Otro de los aspectos analizados por el magistrado es la elevada presencia de inversores bajistas en el accionariado de Dia, que los denunciantes señalaban como indicio de esa maquinación, sugiriendo que Letterone alentó su presencia para forzar la caída de la cotización. Los inversores bajistas sacan beneficio apostando a la caída del precio de las acciones. Los técnicos afirmaron que el hecho de que la cadena de supermercados tuviese desde 2016 una gran presencia de inversores bajistas —hasta el 24%— no fue alentada por Fridman, sino que se debía precisamente a la mala situación de la empresa, peor que la de otros competidores y conocida por cualquiera que tuviese interés. Es decir, el hecho de que hubiera bajistas es síntoma de que la empresa va mal, no al revés.

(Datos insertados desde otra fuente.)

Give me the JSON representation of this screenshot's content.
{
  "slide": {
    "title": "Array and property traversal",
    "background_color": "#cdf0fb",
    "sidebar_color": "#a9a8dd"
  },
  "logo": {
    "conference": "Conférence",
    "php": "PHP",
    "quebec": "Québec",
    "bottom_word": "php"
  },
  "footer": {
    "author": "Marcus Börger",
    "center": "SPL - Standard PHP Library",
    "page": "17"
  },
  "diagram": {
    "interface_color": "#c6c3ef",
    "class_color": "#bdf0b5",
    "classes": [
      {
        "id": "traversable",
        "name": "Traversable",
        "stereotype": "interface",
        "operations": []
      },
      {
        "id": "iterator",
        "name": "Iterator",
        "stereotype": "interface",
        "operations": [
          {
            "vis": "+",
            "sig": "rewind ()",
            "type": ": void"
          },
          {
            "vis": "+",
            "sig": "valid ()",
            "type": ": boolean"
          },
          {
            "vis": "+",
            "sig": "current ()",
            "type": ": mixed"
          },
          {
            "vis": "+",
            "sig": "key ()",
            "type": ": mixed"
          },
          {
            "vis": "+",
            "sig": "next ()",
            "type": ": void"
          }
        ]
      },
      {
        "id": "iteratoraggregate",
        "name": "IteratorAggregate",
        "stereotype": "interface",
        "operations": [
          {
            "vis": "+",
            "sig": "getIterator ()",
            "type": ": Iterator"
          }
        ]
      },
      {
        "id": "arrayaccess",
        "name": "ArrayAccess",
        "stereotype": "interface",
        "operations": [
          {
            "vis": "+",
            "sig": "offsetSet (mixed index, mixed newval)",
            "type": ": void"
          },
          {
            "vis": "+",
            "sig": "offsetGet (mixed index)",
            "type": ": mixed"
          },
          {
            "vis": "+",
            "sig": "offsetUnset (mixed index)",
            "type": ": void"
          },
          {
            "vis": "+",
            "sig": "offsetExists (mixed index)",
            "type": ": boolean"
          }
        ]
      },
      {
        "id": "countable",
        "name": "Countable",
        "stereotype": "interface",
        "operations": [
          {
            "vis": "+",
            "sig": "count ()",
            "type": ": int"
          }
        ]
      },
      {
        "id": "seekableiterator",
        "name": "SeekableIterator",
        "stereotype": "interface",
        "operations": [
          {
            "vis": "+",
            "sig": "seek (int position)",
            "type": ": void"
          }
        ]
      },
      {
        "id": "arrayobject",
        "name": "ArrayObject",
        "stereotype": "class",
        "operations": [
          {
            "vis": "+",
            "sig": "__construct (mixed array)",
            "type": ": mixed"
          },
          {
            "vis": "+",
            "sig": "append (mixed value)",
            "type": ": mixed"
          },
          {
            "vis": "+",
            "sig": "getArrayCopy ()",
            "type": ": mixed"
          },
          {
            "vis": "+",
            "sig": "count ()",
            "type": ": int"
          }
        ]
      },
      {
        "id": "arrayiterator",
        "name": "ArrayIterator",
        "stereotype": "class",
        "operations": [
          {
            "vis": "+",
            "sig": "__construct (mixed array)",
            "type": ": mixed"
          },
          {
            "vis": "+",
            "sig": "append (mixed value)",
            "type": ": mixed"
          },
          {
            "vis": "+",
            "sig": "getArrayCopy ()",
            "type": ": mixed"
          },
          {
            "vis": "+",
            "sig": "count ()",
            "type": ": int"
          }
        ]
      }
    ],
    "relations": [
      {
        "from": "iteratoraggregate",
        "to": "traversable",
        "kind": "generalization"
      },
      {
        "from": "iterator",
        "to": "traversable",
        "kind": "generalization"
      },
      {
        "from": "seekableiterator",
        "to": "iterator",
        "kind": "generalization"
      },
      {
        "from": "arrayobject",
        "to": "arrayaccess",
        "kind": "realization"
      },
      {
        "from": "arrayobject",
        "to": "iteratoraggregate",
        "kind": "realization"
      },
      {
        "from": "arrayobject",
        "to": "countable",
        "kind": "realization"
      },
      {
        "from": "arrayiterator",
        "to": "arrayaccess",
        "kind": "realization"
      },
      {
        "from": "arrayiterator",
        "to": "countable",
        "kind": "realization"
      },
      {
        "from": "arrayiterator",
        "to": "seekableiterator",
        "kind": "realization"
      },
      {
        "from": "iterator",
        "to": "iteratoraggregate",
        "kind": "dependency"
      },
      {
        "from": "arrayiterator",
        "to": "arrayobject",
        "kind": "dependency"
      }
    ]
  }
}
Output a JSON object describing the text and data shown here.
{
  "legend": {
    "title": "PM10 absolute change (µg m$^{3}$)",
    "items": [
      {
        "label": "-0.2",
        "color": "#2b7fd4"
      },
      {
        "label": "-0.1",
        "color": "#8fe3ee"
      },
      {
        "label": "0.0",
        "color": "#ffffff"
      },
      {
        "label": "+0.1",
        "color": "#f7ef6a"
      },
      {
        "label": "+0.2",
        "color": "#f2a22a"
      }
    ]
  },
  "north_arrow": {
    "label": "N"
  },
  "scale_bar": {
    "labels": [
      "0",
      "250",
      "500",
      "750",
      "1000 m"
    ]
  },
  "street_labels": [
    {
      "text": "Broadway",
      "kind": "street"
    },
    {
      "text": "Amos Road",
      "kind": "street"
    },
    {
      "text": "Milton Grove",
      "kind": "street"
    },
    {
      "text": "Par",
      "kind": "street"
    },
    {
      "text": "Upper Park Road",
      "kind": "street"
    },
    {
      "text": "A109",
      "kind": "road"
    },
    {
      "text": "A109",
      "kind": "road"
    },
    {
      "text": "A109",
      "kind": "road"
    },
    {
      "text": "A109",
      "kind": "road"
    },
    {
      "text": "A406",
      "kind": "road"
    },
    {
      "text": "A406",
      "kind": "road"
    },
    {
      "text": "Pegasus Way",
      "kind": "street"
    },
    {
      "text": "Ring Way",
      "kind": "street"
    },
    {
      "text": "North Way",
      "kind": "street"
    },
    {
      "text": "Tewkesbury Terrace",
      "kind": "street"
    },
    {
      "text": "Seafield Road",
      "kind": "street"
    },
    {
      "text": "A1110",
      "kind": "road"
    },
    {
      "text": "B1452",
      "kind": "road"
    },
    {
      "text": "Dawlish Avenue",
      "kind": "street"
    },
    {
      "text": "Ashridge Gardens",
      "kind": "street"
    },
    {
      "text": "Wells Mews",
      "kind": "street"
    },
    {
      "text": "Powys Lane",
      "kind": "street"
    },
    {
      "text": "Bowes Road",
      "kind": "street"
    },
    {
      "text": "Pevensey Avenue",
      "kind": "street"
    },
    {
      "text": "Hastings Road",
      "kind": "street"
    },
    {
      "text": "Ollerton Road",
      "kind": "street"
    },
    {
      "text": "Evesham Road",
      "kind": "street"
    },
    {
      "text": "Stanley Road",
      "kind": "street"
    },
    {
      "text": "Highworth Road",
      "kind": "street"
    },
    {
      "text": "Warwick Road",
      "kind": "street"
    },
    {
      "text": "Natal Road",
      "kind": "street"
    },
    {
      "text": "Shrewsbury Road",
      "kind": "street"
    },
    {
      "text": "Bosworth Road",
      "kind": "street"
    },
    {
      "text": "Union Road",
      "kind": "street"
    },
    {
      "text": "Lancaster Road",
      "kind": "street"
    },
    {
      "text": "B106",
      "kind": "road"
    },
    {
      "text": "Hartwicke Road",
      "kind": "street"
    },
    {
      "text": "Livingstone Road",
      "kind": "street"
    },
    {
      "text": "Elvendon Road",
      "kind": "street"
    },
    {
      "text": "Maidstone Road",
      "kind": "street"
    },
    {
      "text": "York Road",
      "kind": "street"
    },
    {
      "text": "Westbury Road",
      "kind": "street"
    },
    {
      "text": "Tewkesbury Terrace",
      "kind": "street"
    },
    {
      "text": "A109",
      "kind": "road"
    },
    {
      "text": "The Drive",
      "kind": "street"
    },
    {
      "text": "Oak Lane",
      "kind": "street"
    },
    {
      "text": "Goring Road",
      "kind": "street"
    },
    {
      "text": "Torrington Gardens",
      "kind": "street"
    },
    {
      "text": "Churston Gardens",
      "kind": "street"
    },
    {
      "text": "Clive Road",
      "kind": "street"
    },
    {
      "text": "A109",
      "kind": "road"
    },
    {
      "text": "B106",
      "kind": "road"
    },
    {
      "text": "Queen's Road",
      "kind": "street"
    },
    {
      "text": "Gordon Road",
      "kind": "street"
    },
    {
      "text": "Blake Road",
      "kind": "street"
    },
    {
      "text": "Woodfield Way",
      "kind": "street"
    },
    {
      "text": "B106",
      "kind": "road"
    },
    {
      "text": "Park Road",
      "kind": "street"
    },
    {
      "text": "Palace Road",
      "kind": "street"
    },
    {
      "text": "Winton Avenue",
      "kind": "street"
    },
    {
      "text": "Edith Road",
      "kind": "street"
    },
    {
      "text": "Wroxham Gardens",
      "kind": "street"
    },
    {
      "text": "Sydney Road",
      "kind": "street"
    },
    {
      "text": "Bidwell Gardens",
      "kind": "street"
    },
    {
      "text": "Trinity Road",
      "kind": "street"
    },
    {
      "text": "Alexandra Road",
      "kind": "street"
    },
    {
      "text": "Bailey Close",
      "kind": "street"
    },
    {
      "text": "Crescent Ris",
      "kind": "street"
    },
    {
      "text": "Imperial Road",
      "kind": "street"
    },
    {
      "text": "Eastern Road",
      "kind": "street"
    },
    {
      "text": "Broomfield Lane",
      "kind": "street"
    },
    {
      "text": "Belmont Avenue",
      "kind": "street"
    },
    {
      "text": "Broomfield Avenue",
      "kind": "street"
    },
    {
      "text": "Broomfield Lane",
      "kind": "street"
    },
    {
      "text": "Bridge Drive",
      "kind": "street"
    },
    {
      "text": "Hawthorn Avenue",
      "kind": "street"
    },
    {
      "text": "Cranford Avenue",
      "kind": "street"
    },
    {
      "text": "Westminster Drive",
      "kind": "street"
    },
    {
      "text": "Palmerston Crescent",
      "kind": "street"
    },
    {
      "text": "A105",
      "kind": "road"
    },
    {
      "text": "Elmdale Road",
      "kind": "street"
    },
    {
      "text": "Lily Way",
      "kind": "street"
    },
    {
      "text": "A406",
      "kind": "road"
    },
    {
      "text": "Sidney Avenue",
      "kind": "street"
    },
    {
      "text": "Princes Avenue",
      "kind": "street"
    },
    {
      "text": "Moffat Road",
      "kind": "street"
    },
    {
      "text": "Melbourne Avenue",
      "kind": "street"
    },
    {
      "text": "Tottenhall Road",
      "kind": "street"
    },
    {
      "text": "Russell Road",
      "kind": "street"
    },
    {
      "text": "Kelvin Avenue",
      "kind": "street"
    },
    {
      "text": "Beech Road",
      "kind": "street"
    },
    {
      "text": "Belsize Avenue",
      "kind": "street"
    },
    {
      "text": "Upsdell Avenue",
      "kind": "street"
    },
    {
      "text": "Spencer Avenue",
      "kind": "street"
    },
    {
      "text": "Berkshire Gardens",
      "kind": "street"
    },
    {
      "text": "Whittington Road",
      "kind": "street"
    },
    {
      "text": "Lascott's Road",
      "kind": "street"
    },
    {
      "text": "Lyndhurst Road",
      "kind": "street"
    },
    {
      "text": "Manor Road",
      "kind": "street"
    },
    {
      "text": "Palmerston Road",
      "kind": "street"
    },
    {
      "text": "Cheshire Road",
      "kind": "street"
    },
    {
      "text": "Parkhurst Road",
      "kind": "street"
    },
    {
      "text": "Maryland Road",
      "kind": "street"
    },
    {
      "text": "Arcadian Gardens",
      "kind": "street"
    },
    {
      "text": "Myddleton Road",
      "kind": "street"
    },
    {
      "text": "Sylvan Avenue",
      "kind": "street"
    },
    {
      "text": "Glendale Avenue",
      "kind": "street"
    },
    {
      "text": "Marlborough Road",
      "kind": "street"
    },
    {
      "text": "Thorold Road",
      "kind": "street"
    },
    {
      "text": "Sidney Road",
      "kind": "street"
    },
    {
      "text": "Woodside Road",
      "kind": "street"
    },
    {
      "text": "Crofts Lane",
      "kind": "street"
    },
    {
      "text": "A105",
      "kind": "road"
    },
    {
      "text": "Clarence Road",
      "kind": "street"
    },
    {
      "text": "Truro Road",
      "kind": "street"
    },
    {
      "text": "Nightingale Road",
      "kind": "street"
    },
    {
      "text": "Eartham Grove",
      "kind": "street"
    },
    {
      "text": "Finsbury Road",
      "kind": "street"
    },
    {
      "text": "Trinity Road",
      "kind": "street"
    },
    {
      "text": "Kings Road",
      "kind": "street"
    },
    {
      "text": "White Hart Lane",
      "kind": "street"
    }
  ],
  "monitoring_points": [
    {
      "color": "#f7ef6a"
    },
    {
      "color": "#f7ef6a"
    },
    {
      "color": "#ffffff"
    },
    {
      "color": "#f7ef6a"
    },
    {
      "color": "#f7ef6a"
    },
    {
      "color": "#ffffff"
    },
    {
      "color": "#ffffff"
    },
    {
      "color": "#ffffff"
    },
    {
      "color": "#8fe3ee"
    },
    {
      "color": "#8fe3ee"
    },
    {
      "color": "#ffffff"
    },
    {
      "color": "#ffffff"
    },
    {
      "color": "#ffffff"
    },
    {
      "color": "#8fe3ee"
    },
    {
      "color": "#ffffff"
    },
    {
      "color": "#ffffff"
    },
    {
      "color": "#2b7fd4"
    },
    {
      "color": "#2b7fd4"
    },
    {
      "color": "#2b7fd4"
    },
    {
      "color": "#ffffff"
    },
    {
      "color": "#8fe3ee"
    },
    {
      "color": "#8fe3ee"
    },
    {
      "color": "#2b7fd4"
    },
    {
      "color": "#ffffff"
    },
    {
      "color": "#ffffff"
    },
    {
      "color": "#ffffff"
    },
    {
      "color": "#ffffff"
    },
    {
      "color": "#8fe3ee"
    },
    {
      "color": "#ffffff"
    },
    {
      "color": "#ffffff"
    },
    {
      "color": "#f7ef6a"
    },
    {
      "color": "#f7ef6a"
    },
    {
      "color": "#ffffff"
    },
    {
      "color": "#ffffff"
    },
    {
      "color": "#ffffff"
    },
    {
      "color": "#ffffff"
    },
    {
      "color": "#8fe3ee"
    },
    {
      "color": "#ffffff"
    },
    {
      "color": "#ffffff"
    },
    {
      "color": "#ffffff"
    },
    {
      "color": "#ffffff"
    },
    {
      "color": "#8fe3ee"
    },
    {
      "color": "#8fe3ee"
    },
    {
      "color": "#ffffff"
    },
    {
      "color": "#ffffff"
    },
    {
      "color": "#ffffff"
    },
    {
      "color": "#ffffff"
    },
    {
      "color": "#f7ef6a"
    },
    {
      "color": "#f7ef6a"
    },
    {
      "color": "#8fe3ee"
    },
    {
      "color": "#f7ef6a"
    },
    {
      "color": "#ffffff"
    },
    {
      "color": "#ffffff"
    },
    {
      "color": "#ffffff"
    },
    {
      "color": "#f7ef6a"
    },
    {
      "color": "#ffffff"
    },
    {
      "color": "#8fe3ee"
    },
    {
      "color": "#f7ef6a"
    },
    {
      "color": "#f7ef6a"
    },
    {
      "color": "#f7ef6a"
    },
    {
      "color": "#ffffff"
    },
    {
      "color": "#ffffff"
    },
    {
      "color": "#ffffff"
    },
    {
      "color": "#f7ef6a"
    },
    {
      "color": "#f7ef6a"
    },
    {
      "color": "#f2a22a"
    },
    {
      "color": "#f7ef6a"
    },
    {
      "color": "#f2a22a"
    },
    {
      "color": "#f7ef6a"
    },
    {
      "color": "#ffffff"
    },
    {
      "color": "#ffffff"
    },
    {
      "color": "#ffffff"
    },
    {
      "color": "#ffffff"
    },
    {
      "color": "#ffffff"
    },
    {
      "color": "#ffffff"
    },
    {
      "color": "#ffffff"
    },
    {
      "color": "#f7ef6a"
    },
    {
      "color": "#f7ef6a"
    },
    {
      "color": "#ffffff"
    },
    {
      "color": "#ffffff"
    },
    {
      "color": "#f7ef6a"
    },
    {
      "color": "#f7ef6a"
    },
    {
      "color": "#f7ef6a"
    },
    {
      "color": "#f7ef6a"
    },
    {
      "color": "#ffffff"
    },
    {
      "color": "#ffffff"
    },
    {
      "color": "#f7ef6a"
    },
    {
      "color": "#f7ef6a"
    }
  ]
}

Por ejemplo, uno de los informes sostiene que en 2017 la cadena sufrió un ligero descenso de ventas del 0,6%, pero hubo un “deterioro relevante” en otros parámetros, como el resultado operativo (-16,1%) o el beneficio neto (-37%). La situación empeoró notablemente en 2018, cuando incluso la empresa tuvo que corregir sus cuentas de 2017. De hecho, la cadena estuvo a punto de irse definitivamente a pique, con pérdidas de 790 millones en 2019 y una situación de quiebra técnica. “Vistos tales datos económicos, resultaba lógica una caída del valor de las acciones, circunstancia que avalaba un incremento de las posiciones en corto”, dijeron los técnicos. Además, la CNMV no encontró indicios de incumplimientos del reglamento sobre ventas en corto.

Otras caídas del precio de la acción se explican por la marcha de la empresa y los hechos relevantes en los que iba comunicando sus malas perspectivas, como la caída del 42% en octubre de 2018, cuando afloró la situación real de Dia al comunicar la empresa cambios en la cúpula y anticipar malos resultados. La CNMV descarta el uso de información privilegiada que aprovechase ese espectacular desplome bursátil ni la brutal subida del 63% del 5 de febrero de 2019, el día en que Letterone ofreció 0,67 euros por acción en su opa.

Los técnicos contradijeron en su testimonio ante el juez un informe de la Unidad de Delitos Financieros de Policía Nacional (UDEF), que no encontraba explicación a la presencia de bajistas por los datos financieros de Dia, se sugería que habían llegado alentados por Fridman y se destacaba que en la junta de accionistas de 2018 se rechazó, con el voto de Letterone, un plan de refinanciación que abocó a los accionistas a elegir entre la opa de Fridman y la desaparición de la empresa.